Tribunal Administratif de la Guyane — Décision N° TA106-2101602

jeudi 22 décembre 2022

JuridictionTribunal Administratif de la Guyane
SectionTribunal Administratif de la Guyane
N° DossierTA106-2101602
TypeDécision
RecoursExcès de pouvoir
PublicationD
Formation1ère Chambre
Avocat requérantTSHEFU EMILE

Texte intégral

Vu la procédure suivante :

Par une requête et des pièces complémentaires, enregistrées les 9 décembre 2021 et 3 octobre 2022, M. B E A, représenté par Me Tshefu, demande au tribunal :

1°) d'annuler la délibération du 12 juillet 2021 par laquelle le jury académique a émis un avis défavorable à sa titularisation ;

2°) d'annuler l'arrêté du 12 novembre 2021 par lequel le ministre de l'éducation nationale, de la jeunesse et des sports l'a licencié ;

3°) d'enjoindre au recteur de la Guyane de le réintégrer dans ses fonctions, sous astreinte de 100 euros par jour de retard ;

4°) de mettre à la charge de l'Etat le versement d'une somme de 2 500 euros, au titre des dispositions de l'article L. 761-1 du code de justice administrative.

Il soutient que :

- l'avis et l'arrêté litigieux sont entachés de plusieurs vices de procédure ;

- le jury académique s'est prononcé sur sa titularisation sans avoir pris connaissance de l'avis du directeur de l'institut national supérieur du professorat et de l'éducation, à défaut d'un tel avis ;

- la composition du jury académique était irrégulière dès lors qu'elle ne comportait pas en son sein de formateurs académiques ;

- il n'a pas été auditionné par l'ensemble des membres du jury académique ;

- le jury académique ne s'est pas prononcé sur l'intérêt pour lui de suivre une seconde année de stage ;

- l'avis du jury académique est entaché d'une erreur manifeste d'appréciation.

Par un mémoire en défense et des pièces complémentaires, enregistrés les 3 et 7 octobre et 7 novembre 2022, le recteur de l'académie de Guyane conclut au rejet de la requête.
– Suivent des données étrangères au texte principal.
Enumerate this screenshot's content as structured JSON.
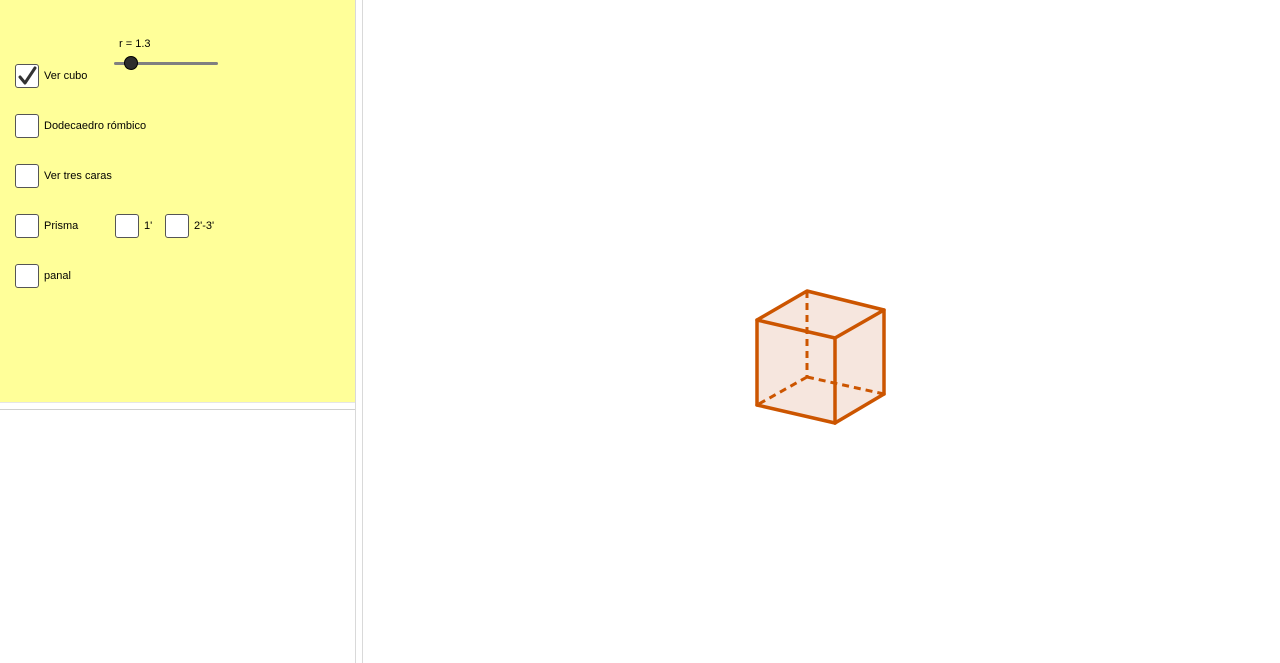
{
  "slider": {
    "label": "r = 1.3",
    "value": 1.3,
    "fill_fraction": 0.16
  },
  "checkboxes": {
    "ver_cubo": {
      "label": "Ver cubo",
      "checked": true
    },
    "dodecaedro": {
      "label": "Dodecaedro rómbico",
      "checked": false
    },
    "tres_caras": {
      "label": "Ver tres caras",
      "checked": false
    },
    "prisma": {
      "label": "Prisma",
      "checked": false
    },
    "one_prime": {
      "label": "1'",
      "checked": false
    },
    "two_three_prime": {
      "label": "2'-3'",
      "checked": false
    },
    "panal": {
      "label": "panal",
      "checked": false
    }
  },
  "colors": {
    "panel_background": "#ffff99",
    "cube_edge": "#cc5500",
    "cube_face": "#f4e2d8"
  }
}
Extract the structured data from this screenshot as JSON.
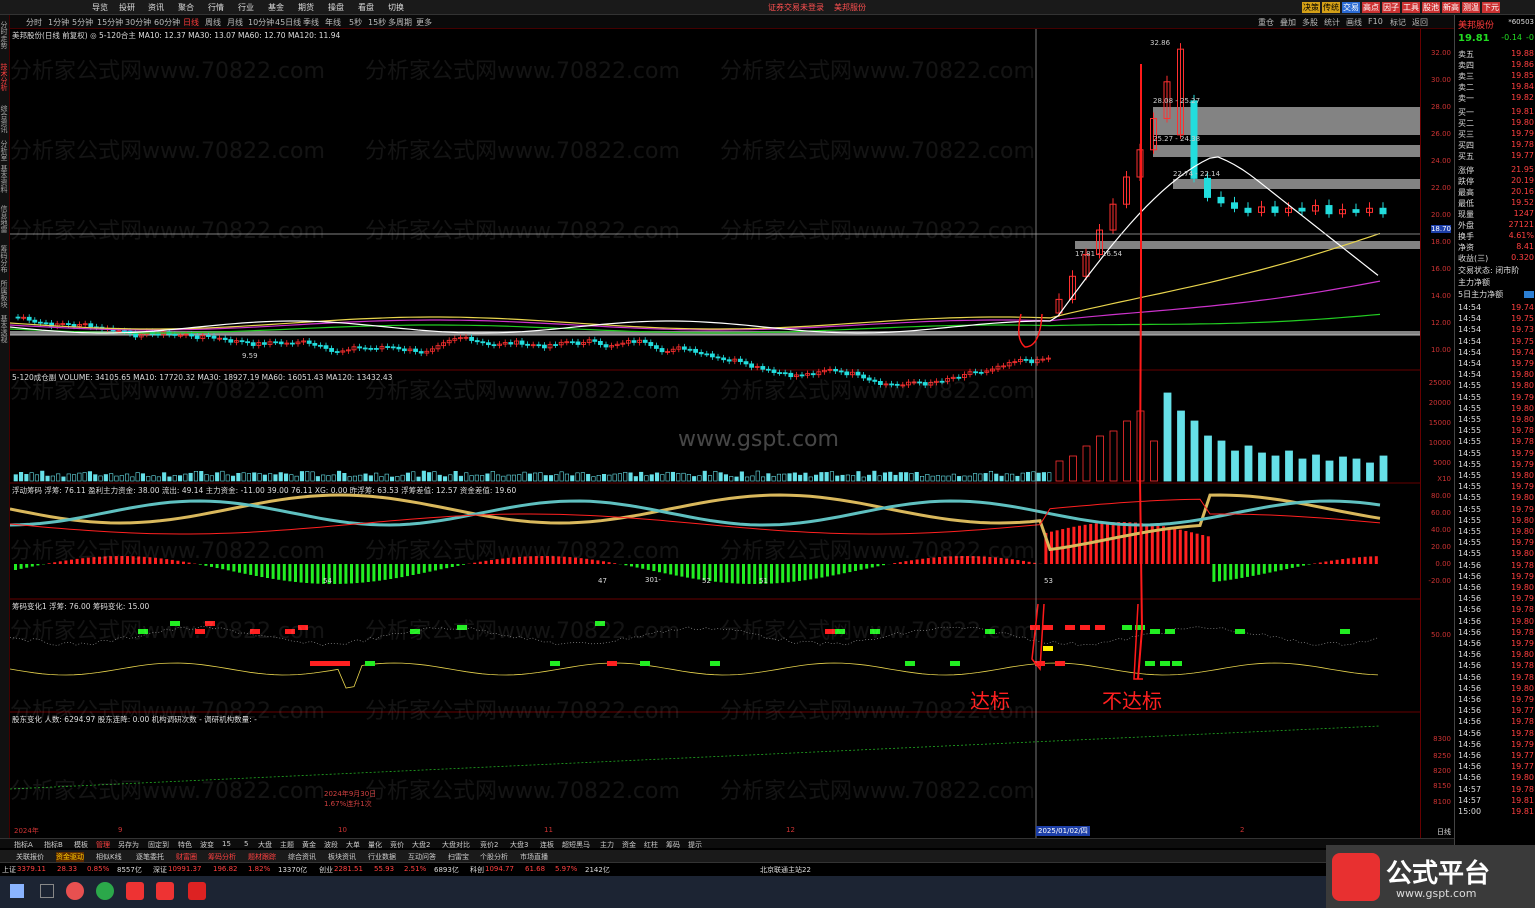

Il fait valoir, d'une part, que les conclusions de la requête tendant à l'annulation du courrier du 30 août 2021 sont irrecevables dès lors que, en premier lieu, il s'agit d'un acte préparatoire et, en second lieu, elles sont tardives et, d'autre part, qu'aucun des moyens de la requête n'est fondé.

Par un courrier du 3 octobre 2022, les parties ont été informées, en application des dispositions de l'article R. 611-7-3 du code de justice administrative, qu'en cas d'annulation de la décision du ministre de l'éducation nationale licenciant M. E A, le tribunal était susceptible d'enjoindre d'office à l'administration de réexaminer la situation du requérant.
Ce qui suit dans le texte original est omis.